Murmeltiertag
Wenn ich gefragt werde, wie es uns denn so im Lockdown geht, zucke ich in der Regel matt mit den Schultern und antworte: “Na ja … weiß nich … eigentlich okay.”
Was soll ich auch sagen? Es läuft ja okay. Wir haben seit Mitte März einen durchgetakteten Tag — Der Wecker klingelt (vor sieben!), Frühstück, ich gehe an den Schreibtisch, Mann und Tochter machen Hausaufgaben, gehen danach raus. Zwischendrin Videokonferenzen, das Kind wird vor Netflix geparkt. Gemeinsames Mittagessen, Schichtwechsel, mein Mann geht an den Schreibtisch, ich gehe mit dem Kind raus, Essen kochen, vorlesen, Kind ins Bett, Netflix für Mutti und Papi, Licht aus. Der Wecker klingelt …
Wir sind privilegiert
Ich habe das Gefühl, ich darf mich nicht beklagen. Wir sind als Familie in einer ziemlich privilegierten Situation. Mein Mann und ich können uns beim Arbeiten und der Kinderbetreuung abwechseln, haben Rückzugsräume und genug Klopapier. Wir treffen uns auf Distanz mit Freunden zum spazieren gehen im Park und bislang hat auch noch keiner von uns beim Scheidungsanwalt angerufen (das hätte ich wohl mitbekommen).
Die Unsicherheit nagt an mir
Trotzdem werde ich mit jeder Woche Lockdown, die ins Land geht, mürber und mürber. Auf der einen Seite nagt die Unsicherheit an mir — was wird werden, behalte ich meinen Job, wann gibt es wieder Hefe, geht das Kind vor den Sommerferien überhaupt noch mal in die Schule und wann hört der Mist hier endlich auf? Auf der anderen Seite ödet mich die Ereignislosigkeit in unserem Leben an. Ich bin wirklich niemand, der ständig um die Häuser ziehen muss. Aber selbst für eine gemütliche Natur wie mich, die gerne auf dem Sofa sitzt, ist das inzwischen eindeutig zu viel Stubenhockerei. Seit einiger Zeit antworte ich auf die Frage, wie es geht, mit “Tja … wir haben immer Murmeltiertag”. Und da wissen die meisten sofort, was ich meine.

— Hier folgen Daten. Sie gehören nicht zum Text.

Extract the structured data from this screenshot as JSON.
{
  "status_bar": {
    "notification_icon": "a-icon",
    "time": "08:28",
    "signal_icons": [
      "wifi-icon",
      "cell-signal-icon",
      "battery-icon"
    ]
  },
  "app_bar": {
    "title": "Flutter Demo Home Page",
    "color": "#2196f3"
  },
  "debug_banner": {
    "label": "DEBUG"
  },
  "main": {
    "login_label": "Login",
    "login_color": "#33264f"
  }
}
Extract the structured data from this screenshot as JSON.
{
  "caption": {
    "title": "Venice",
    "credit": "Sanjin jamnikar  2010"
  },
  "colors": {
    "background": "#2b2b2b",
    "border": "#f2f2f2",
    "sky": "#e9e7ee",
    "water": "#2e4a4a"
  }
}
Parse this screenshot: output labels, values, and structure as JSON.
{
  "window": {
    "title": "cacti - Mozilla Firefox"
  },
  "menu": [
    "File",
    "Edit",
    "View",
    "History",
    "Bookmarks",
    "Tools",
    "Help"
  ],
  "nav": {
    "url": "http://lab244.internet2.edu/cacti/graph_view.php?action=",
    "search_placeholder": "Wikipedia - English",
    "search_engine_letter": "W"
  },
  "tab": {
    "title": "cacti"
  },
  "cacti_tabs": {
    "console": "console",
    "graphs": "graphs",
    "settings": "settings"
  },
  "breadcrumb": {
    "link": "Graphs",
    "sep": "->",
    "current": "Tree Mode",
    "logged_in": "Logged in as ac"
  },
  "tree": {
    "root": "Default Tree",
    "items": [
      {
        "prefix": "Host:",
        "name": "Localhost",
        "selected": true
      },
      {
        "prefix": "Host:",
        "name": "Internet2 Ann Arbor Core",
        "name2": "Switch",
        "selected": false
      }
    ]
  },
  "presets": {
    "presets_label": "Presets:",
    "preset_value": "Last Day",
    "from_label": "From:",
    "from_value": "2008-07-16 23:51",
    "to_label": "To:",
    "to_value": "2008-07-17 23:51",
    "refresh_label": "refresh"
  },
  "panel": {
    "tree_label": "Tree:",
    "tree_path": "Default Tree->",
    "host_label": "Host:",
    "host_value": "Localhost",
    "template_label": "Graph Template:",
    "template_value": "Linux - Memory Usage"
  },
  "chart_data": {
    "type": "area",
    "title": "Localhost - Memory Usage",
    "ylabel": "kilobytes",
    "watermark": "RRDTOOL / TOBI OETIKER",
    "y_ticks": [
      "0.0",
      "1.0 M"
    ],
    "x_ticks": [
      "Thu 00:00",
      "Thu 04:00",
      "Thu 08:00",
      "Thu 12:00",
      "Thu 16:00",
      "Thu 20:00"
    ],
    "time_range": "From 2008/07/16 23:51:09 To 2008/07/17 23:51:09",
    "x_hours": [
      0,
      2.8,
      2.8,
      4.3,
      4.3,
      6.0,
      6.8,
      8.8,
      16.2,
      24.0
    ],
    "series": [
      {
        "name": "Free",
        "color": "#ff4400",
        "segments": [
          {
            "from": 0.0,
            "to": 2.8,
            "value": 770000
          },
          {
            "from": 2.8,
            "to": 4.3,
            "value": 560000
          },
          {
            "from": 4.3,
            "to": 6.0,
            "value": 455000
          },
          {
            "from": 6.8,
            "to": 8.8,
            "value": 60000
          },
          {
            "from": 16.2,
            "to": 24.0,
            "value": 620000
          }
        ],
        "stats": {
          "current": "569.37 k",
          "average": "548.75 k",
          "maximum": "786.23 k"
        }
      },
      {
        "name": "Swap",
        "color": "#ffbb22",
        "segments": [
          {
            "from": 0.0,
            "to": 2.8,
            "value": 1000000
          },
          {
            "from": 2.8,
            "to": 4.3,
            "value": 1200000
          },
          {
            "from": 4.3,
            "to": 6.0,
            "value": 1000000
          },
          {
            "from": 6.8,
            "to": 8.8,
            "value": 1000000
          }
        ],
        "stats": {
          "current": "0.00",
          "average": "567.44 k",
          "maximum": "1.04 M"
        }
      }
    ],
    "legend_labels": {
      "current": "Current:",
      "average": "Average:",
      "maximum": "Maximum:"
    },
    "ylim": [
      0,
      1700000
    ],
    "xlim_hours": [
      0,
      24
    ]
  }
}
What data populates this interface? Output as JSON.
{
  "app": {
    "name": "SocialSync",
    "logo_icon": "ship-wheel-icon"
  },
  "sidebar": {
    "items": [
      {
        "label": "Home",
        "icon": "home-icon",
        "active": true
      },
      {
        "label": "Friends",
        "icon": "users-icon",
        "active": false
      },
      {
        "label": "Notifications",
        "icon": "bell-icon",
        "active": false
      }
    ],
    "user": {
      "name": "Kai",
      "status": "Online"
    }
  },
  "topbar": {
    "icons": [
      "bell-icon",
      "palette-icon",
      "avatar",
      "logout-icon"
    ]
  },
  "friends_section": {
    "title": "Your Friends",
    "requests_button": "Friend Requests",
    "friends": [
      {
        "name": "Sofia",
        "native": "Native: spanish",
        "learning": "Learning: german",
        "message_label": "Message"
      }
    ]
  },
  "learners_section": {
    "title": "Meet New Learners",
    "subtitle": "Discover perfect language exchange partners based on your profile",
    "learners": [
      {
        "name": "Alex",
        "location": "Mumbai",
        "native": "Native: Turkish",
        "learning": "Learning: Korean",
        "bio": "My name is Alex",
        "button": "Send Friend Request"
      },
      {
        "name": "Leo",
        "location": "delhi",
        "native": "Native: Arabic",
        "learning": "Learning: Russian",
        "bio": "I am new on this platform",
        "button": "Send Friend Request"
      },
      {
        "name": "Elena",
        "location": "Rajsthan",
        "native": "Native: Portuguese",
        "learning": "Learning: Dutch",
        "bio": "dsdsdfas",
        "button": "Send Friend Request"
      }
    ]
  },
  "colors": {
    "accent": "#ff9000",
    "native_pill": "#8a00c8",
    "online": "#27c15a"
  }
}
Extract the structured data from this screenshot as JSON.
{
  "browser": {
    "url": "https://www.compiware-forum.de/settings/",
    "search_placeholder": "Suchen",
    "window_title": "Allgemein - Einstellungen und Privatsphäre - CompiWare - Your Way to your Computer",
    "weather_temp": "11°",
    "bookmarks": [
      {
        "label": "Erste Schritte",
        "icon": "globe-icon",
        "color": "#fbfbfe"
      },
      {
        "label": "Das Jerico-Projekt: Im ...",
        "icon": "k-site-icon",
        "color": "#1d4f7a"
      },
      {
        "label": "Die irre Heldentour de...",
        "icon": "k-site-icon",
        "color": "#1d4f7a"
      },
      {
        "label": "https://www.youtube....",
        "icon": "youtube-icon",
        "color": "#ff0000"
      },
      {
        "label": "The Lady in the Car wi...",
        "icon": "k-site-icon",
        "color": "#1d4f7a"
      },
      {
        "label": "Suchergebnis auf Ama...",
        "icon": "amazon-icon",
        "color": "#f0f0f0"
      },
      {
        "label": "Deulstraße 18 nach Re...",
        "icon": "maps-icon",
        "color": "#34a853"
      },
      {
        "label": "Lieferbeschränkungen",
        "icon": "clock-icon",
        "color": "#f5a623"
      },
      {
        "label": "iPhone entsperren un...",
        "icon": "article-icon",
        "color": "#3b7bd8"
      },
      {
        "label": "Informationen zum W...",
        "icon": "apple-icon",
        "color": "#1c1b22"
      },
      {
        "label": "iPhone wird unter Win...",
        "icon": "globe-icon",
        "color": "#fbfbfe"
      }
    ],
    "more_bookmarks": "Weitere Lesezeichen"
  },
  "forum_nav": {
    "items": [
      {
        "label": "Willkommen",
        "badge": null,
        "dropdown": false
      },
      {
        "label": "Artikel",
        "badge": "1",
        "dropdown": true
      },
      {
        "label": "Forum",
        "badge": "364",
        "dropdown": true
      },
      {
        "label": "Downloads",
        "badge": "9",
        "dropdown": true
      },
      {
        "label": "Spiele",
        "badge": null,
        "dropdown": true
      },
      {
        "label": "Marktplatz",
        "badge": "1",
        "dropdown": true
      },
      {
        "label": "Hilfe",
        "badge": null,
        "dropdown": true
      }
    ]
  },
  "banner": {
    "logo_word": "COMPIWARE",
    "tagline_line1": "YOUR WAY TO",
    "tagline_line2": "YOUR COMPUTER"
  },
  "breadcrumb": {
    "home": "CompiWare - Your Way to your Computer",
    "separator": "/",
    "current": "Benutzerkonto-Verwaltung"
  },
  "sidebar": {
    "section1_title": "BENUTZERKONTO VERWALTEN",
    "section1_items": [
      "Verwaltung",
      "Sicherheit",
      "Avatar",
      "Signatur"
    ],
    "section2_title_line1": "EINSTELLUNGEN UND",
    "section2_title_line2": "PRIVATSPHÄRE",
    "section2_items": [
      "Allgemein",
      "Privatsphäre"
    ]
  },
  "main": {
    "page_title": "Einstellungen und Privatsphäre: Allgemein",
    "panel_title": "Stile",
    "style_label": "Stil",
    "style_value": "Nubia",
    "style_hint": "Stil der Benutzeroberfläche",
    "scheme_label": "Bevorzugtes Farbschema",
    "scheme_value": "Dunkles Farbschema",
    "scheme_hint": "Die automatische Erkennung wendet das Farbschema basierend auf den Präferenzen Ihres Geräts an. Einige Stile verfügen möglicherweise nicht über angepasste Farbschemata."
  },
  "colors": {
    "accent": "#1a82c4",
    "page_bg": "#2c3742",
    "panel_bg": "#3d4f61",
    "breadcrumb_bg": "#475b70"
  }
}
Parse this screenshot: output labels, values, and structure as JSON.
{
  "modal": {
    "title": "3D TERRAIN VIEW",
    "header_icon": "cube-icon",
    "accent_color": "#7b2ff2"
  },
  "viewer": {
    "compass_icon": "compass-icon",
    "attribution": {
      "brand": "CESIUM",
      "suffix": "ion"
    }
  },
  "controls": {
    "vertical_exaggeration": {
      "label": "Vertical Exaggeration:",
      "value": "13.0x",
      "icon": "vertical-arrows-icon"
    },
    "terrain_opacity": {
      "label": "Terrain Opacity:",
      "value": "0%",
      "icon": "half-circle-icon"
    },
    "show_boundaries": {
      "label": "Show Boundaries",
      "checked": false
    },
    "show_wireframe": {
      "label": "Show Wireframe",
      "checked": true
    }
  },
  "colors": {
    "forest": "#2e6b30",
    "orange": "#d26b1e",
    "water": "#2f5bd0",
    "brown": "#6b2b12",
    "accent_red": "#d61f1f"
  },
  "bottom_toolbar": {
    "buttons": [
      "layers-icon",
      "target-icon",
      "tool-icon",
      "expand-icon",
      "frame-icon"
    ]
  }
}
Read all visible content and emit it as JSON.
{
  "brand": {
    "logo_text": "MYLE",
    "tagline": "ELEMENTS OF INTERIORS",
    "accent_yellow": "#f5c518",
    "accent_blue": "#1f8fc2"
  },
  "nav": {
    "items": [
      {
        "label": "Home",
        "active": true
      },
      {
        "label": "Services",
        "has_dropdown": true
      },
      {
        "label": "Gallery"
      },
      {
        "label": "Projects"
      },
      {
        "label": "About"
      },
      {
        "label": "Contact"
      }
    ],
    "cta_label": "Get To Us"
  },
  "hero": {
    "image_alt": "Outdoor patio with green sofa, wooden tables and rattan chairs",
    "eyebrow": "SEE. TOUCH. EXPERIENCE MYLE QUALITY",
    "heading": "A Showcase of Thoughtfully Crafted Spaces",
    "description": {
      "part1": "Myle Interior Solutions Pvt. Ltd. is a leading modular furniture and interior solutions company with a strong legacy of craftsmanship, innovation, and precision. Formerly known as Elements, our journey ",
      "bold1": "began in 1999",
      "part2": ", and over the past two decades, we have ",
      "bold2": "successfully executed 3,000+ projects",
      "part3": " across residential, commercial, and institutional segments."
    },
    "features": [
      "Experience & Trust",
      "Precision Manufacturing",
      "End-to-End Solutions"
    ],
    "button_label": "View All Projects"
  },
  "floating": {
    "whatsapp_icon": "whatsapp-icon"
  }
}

Ein Lichtblick: Das Kind darf wieder in die Schule
Immerhin gibt es inzwischen auch Lichtblicke im täglichen Einerlei: Der Erdbeerstand hat auf! Die Kinderspielplätze haben auf! Ab nächster Woche darf mein Kind wieder in die Schule! Zwar erst einmal nur einen Tag in der Woche und auch ohne Hort. Aber das alles bringt zumindest einen Hauch Normalität ins Leben zurück. Und die habe ich inzwischen extrem vermisst.